In this segment, I’d like to talk about how I manage, and how there are certain strategies to manage, patients who have advanced adenocarcinoma without an actionable mutation. I think, importantly now, we have been able to identify driver mutations within adenocarcinoma of the lung in which—when we do identify these—that allows us to deliver targeted therapies.

I think we know now that EGFR and ALK mutations can be identified, but that’s just the beginning of the story. We now have other actionable, yet rare, mutations in adenocarcinoma, including BRAF, ROS, RET, and MET exon 14 skipping mutations, which, if identified, allow patients to receive targeted therapies.

I think what we know, however, is that for many of our patients, they don’t have these targets, and because of that we have to default to chemotherapy. And I think the word “default” is a misnomer, because I think we know now that chemotherapy for this patient population not only improvees survival, but improves quality of life for many of our patients. So, for those patients without an actionable mutation who have advanced adenocarcinoma of the lung, I would make a strong argument that they would need to receive chemothrapy.

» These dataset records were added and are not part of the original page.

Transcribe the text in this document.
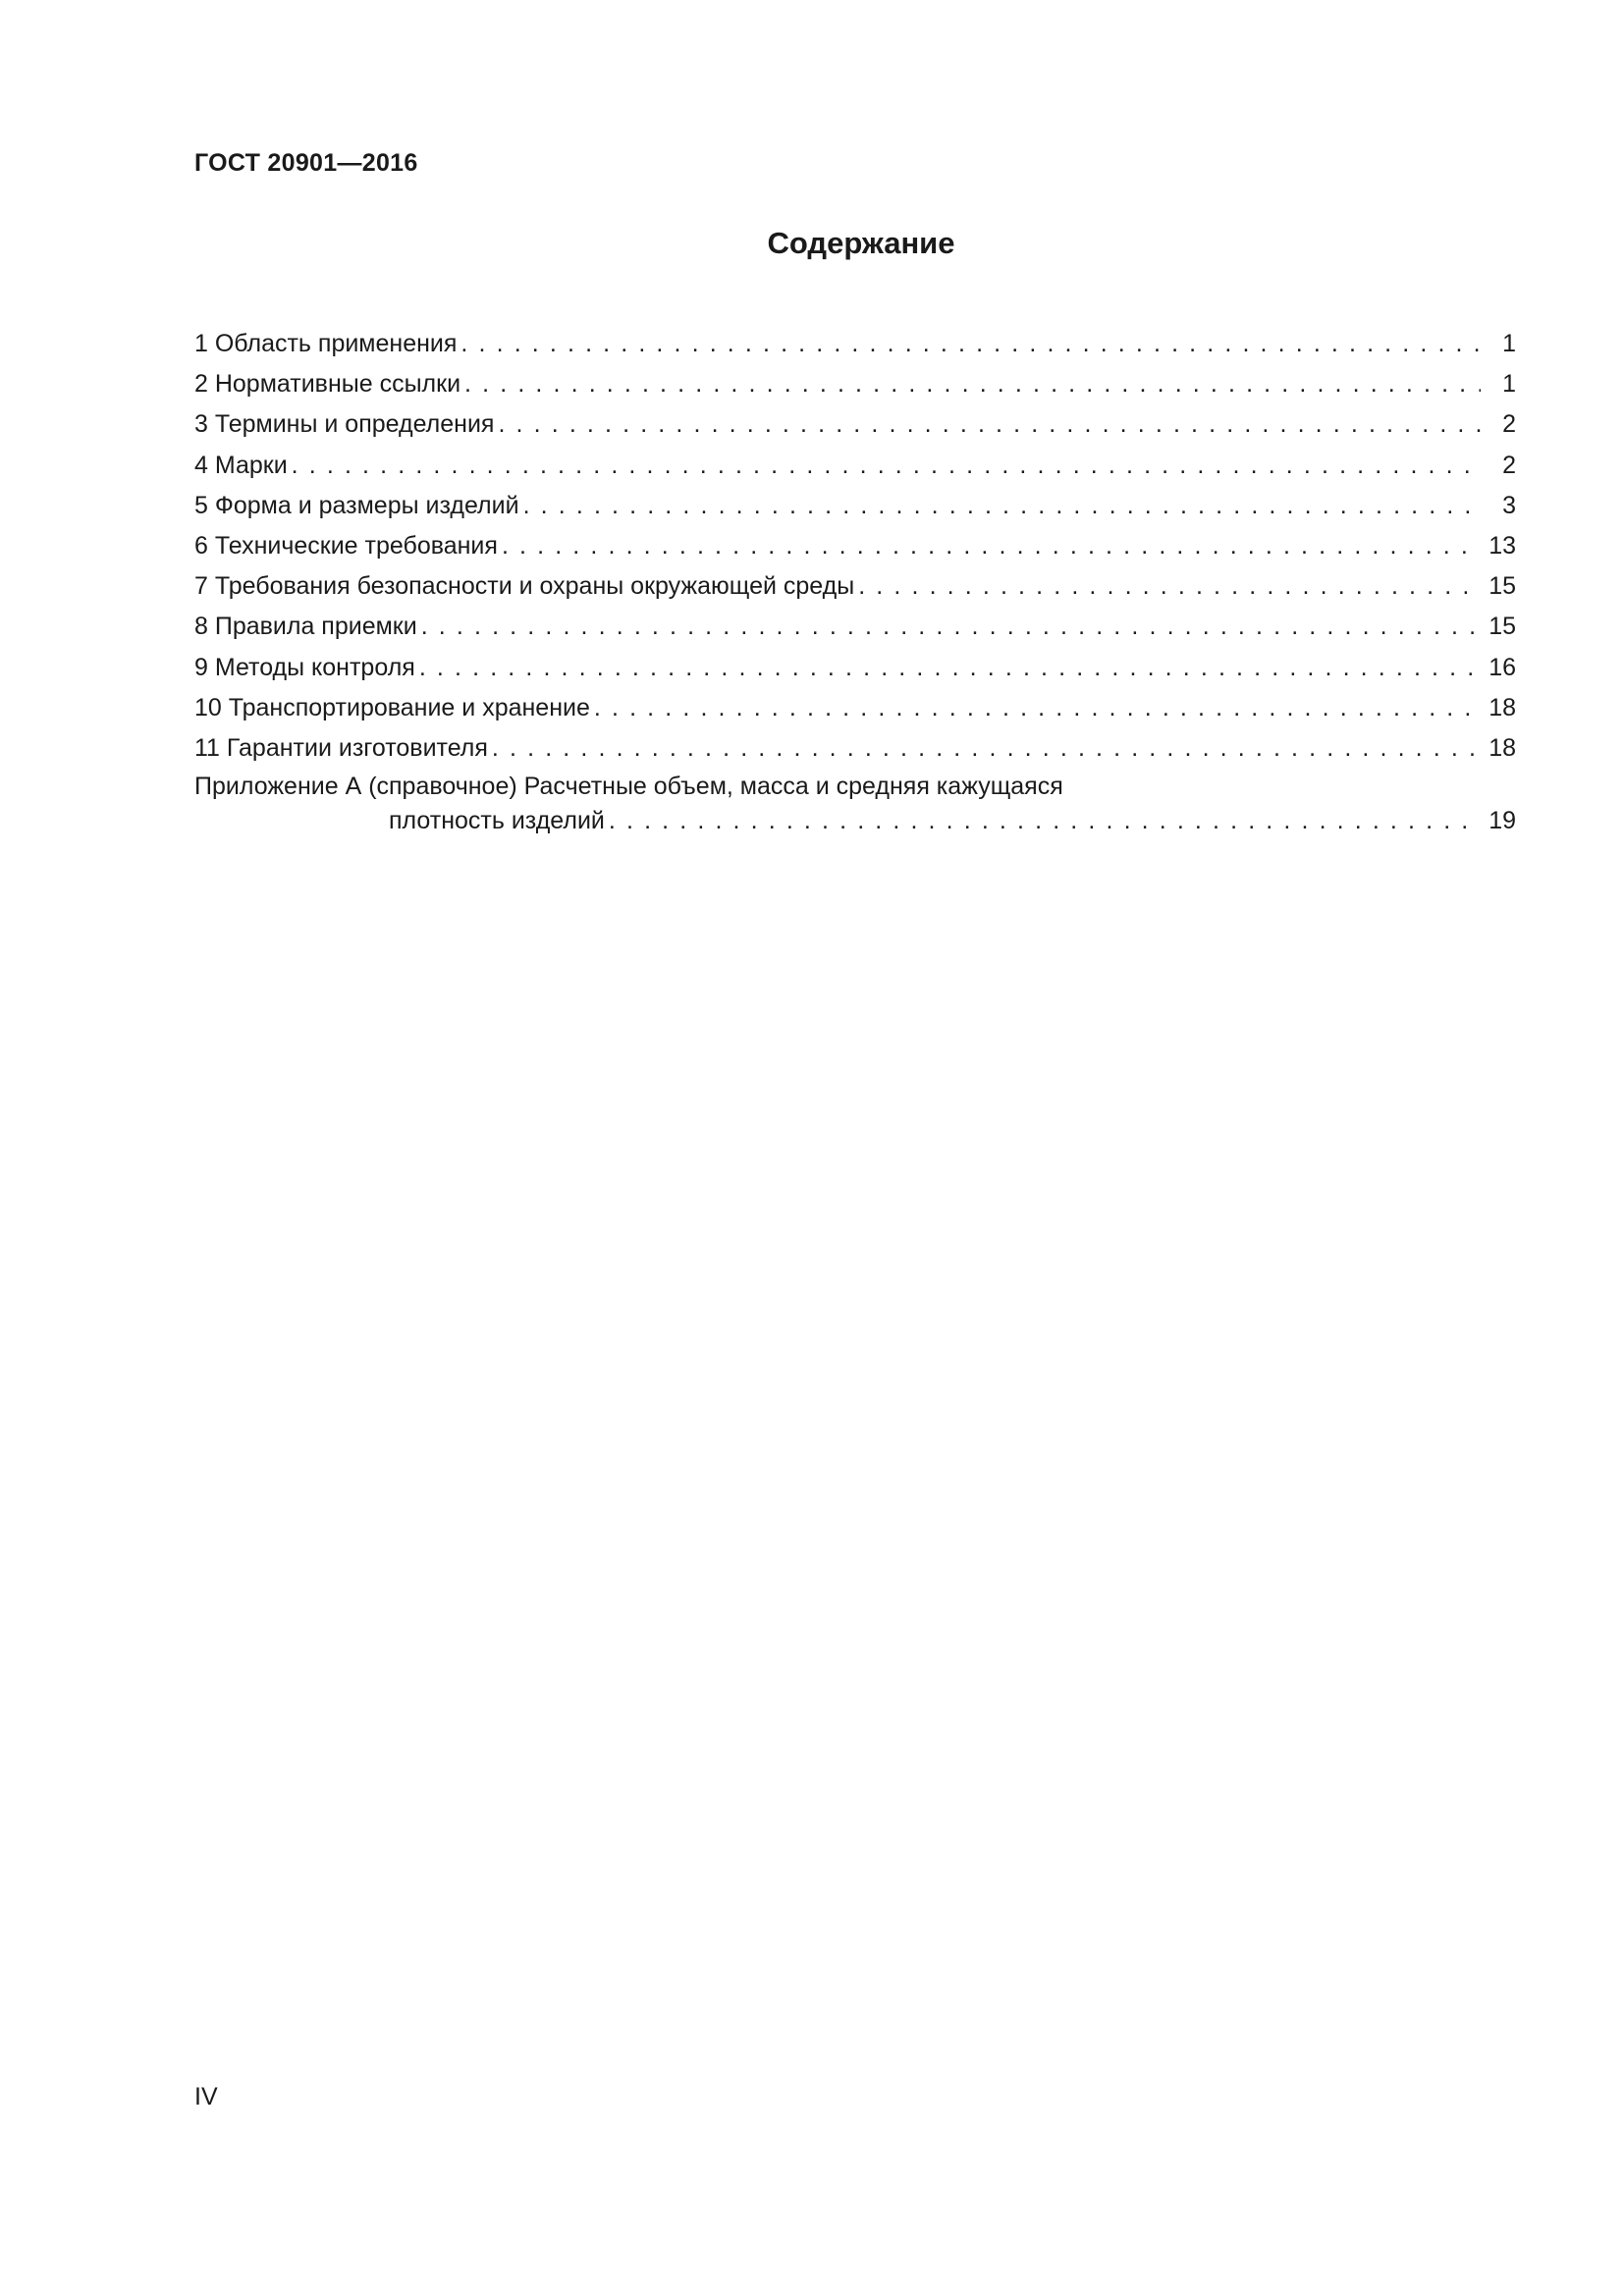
ГОСТ 20901—2016
Содержание
1 Область применения . . .	1
2 Нормативные ссылки . . .	1
3 Термины и определения . . .	2
4 Марки . . .	2
5 Форма и размеры изделий . . .	3
6 Технические требования . . .	13
7 Требования безопасности и охраны окружающей среды . . .	15
8 Правила приемки . . .	15
9 Методы контроля . . .	16
10 Транспортирование и хранение . . .	18
11 Гарантии изготовителя . . .	18
Приложение А (справочное) Расчетные объем, масса и средняя кажущаяся
плотность изделий . . .	19
IV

So, which chemotherapies do I generally consider? Which ones do the data suggest work better? I think that we’ve begun to have a nice story woven by pemetrexed with multiple studies. I think what we know now from a very large study comparing cisplatin/pemetrexed to cisplatin/gemcitabine is that patients in that study who had adenocarcinoma did a lot better in terms of survival with cisplatin/pemetrexed, when compared to cisplatin/gemcitabine.

This histology-directed story is still firm and resonates with many of us in the field, and we tend to default to platinum pemetrexed when we’re giving our patients without a driver mutation chemotherapy. Whether to use cisplatin or carboplatin I think is up to physician discretion. Certainly there are instances in fit younger patients in which I will consider cisplatin in an advanced age, but more often than not I’m using carboplatin.

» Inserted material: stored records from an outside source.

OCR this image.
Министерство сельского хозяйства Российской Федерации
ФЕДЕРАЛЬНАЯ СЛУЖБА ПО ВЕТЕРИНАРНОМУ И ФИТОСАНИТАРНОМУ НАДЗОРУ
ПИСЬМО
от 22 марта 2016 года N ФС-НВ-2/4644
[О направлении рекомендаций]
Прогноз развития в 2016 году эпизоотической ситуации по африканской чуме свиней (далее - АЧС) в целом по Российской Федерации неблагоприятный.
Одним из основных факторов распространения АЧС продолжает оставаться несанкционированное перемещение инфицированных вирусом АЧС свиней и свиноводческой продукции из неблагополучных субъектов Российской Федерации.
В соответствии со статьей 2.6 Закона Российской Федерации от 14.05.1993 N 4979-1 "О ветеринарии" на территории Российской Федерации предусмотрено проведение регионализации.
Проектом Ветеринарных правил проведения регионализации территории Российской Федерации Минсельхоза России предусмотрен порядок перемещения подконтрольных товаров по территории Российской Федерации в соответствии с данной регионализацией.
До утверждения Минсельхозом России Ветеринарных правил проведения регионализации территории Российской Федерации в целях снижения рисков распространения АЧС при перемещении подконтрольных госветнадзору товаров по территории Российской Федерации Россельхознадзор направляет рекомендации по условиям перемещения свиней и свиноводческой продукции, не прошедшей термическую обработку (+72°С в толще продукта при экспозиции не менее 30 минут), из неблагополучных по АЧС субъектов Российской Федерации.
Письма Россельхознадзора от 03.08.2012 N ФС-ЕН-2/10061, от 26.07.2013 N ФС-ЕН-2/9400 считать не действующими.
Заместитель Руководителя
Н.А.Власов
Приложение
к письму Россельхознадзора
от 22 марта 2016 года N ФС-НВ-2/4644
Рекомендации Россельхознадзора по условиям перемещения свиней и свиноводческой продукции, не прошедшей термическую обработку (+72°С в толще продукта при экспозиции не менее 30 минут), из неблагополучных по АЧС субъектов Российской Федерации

I think the next element that needs to be considered is maintenance treatments for these patients. Patients we know, who have advanced adenocarcinoma of the lung, who at least achieve stable disease after 4 to 6 cycles of platinum pemetrexed, should be offered maintenance pemetrexed. I think we have now 2 studies—the JMEN study and the PARAMOUNT data—looking at switch and continuation maintenance, respectively, which have shown survival advantages.

So I think for patients who are receiving a platinum chemotherapy with pemetrexed upfront for advance adenocarcinoma of the lung, we should be considering maintenance treatment. We know that maintenance improves progression free survival and also improves overall survival. I think, importantly, the maintenance discussion should happen at the beginning at diagnosis, not at the time that they’re eligible for maintenance, and this is very important. 

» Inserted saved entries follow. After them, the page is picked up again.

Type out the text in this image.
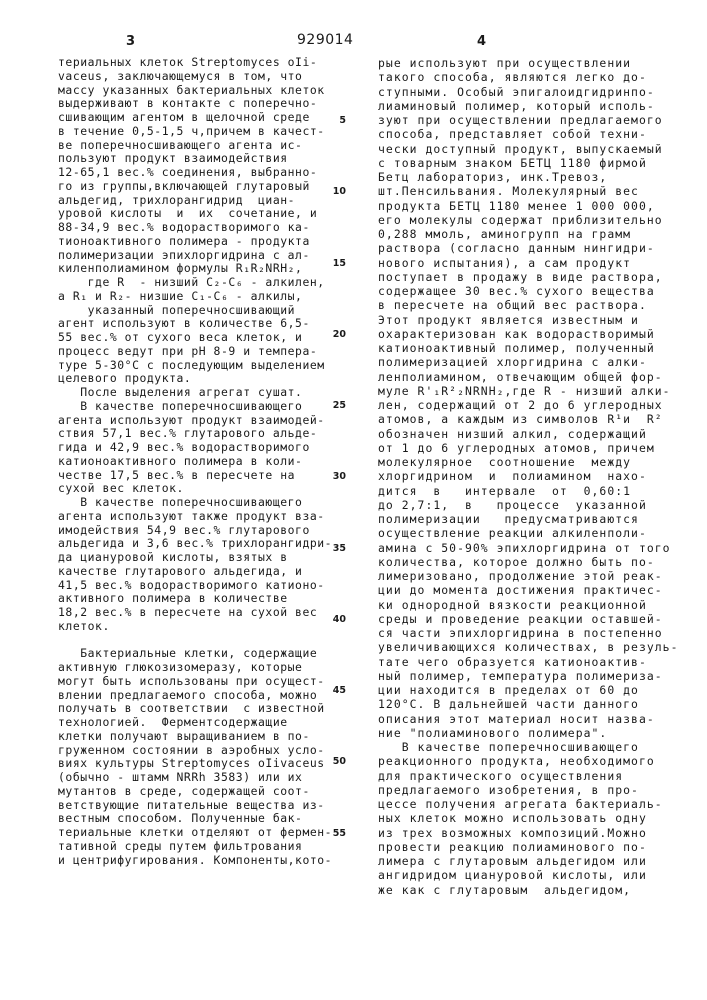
3	929014	4
териальных клеток Streptomyces oIi-
vaceus, заключающемуся в том, что
массу указанных бактериальных клеток
выдерживают в контакте с поперечно-
сшивающим агентом в щелочной среде
в течение 0,5-1,5 ч,причем в качест-
ве поперечносшивающего агента ис-
пользуют продукт взаимодействия
12-65,1 вес.% соединения, выбранно-
го из группы,включающей глутаровый
альдегид, трихлорангидрид  циан-
уровой кислоты  и  их  сочетание, и
88-34,9 вес.% водорастворимого ка-
тионоактивного полимера - продукта
полимеризации эпихлоргидрина с ал-
киленполиамином формулы R₁R₂NRH₂,
где R  - низший C₂-C₆ - алкилен,
а R₁ и R₂- низшие C₁-C₆ - алкилы,
указанный поперечносшивающий
агент используют в количестве 6,5-
55 вес.% от сухого веса клеток, и
процесс ведут при pH 8-9 и темпера-
туре 5-30°C с последующим выделением
целевого продукта.
После выделения агрегат сушат.
В качестве поперечносшивающего
агента используют продукт взаимодей-
ствия 57,1 вес.% глутарового альде-
гида и 42,9 вес.% водорастворимого
катионоактивного полимера в коли-
честве 17,5 вес.% в пересчете на
сухой вес клеток.
В качестве поперечносшивающего
агента используют также продукт вза-
имодействия 54,9 вес.% глутарового
альдегида и 3,6 вес.% трихлорангидри-
да циануровой кислоты, взятых в
качестве глутарового альдегида, и
41,5 вес.% водорастворимого катионо-
активного полимера в количестве
18,2 вес.% в пересчете на сухой вес
клеток.
Бактериальные клетки, содержащие
активную глюкозизомеразу, которые
могут быть использованы при осущест-
влении предлагаемого способа, можно
получать в соответствии  с известной
технологией.  Ферментсодержащие
клетки получают выращиванием в по-
груженном состоянии в аэробных усло-
виях культуры Streptomyces oIivaceus
(обычно - штамм NRRh 3583) или их
мутантов в среде, содержащей соот-
ветствующие питательные вещества из-
вестным способом. Полученные бак-
териальные клетки отделяют от фермен-
тативной среды путем фильтрования
и центрифугирования. Компоненты,кото-
рые используют при осуществлении
такого способа, являются легко до-
ступными. Особый эпигалоидгидринпо-
лиаминовый полимер, который исполь-
зуют при осуществлении предлагаемого
способа, представляет собой техни-
чески доступный продукт, выпускаемый
с товарным знаком БЕТЦ 1180 фирмой
Бетц лабораториз, инк.Тревоз,
шт.Пенсильвания. Молекулярный вес
продукта БЕТЦ 1180 менее 1 000 000,
его молекулы содержат приблизительно
0,288 ммоль, аминогрупп на грамм
раствора (согласно данным нингидри-
нового испытания), а сам продукт
поступает в продажу в виде раствора,
содержащее 30 вес.% сухого вещества
в пересчете на общий вес раствора.
Этот продукт является известным и
охарактеризован как водорастворимый
катионоактивный полимер, полученный
полимеризацией хлоргидрина с алки-
ленполиамином, отвечающим общей фор-
муле R'₁R²₂NRNH₂,где R - низший алки-
лен, содержащий от 2 до 6 углеродных
атомов, а каждым из символов R¹и  R²
обозначен низший алкил, содержащий
от 1 до 6 углеродных атомов, причем
молекулярное  соотношение  между
хлоргидрином  и  полиамином  нахо-
дится  в   интервале  от  0,60:1
до 2,7:1,  в   процессе  указанной
полимеризации   предусматриваются
осуществление реакции алкиленполи-
амина с 50-90% эпихлоргидрина от того
количества, которое должно быть по-
лимеризовано, продолжение этой реак-
ции до момента достижения практичес-
ки однородной вязкости реакционной
среды и проведение реакции оставшей-
ся части эпихлоргидрина в постепенно
увеличивающихся количествах, в резуль-
тате чего образуется катионоактив-
ный полимер, температура полимериза-
ции находится в пределах от 60 до
120°C. В дальнейшей части данного
описания этот материал носит назва-
ние "полиаминового полимера".
В качестве поперечносшивающего
реакционного продукта, необходимого
для практического осуществления
предлагаемого изобретения, в про-
цессе получения агрегата бактериаль-
ных клеток можно использовать одну
из трех возможных композиций.Можно
провести реакцию полиаминового по-
лимера с глутаровым альдегидом или
ангидридом циануровой кислоты, или
же как с глутаровым  альдегидом,
5
10
15
20
25
30
35
40
45
50
55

When I see patients in the office, and they come to me and we’re having that first discussion about chemotherapeutic delivery and strategies, I tell them that they’re going to be receiving a platinum pemetrexed-containing regimen, and that if they’re tolerating therapy number 1, and at least achieving stable disease after the induction regimen, that I will consider maintenance. And then when we get to that point where we have to consider other maintenance, the patients are already aware of it. So there are no curveballs here; they’re clear from the beginning. I will say that maintenance is not for everyone, but for patients that are tolerating platinum pemetrexed regimens, and are doing well in terms of stable disease, I would consider maintenance pemetrexed.

The third and final issue to consider for patients without an actionable mutation in which you are considering chemotherapy is whether you should employ anti-angiogenic strategies like bevacizumab. I think what we know about bevacizumab is that bevacizumab improves response rate, progression free survival, and overall survival when added to carboplatin/paclitaxel, which we learned from the ECOG 4599 study comparing carboplatin/paclitaxel to carboplatin/paclitaxel plus bevacizumab. And again, we saw improved outcomes on all the metrics measured.

I don’t think we know whether adding bevacizumab to carboplatin or cisplatin with pemetrexed improves outcomes when compared to carboplatin or cisplatin with pemetrexed alone. And this is an unmet need and an unanswered question. We do have data that there are very good outcomes with cisplatin, pemetrexed, and bevacizumab, followed by maintenance pemetrexed with bevacizumab, and that’s the AVAPERL data, certainly showing that patients do quite well with that regimen.

I would say that for patients that are younger and more fit, I would certainly consider using a platinum pemetrexed with bevacizumab, and then considering pemetrexed/bevacizumab as maintenance. But that’s not all of our patients. I think, for many of my patients over the age of 65, by the way we have data retrospectively showing that bevacizumab added to platinum doublet doesn’t provide a survival advantage in those over the age of 65. In patients who have a performance that may be waning, I would not use bevacizumab, but certainly an individualized approach for these patients.

So in some, I can’t state enough how important is to do comprehensive genomic profiling upfront for patients. For those patients without an actual mutation—certainly that have adenocarcinoma—I thing this should receive histology-directed therapy, and then there should be consideration to adding bevacizumab, but that drug, in my opinion, is not for everyone.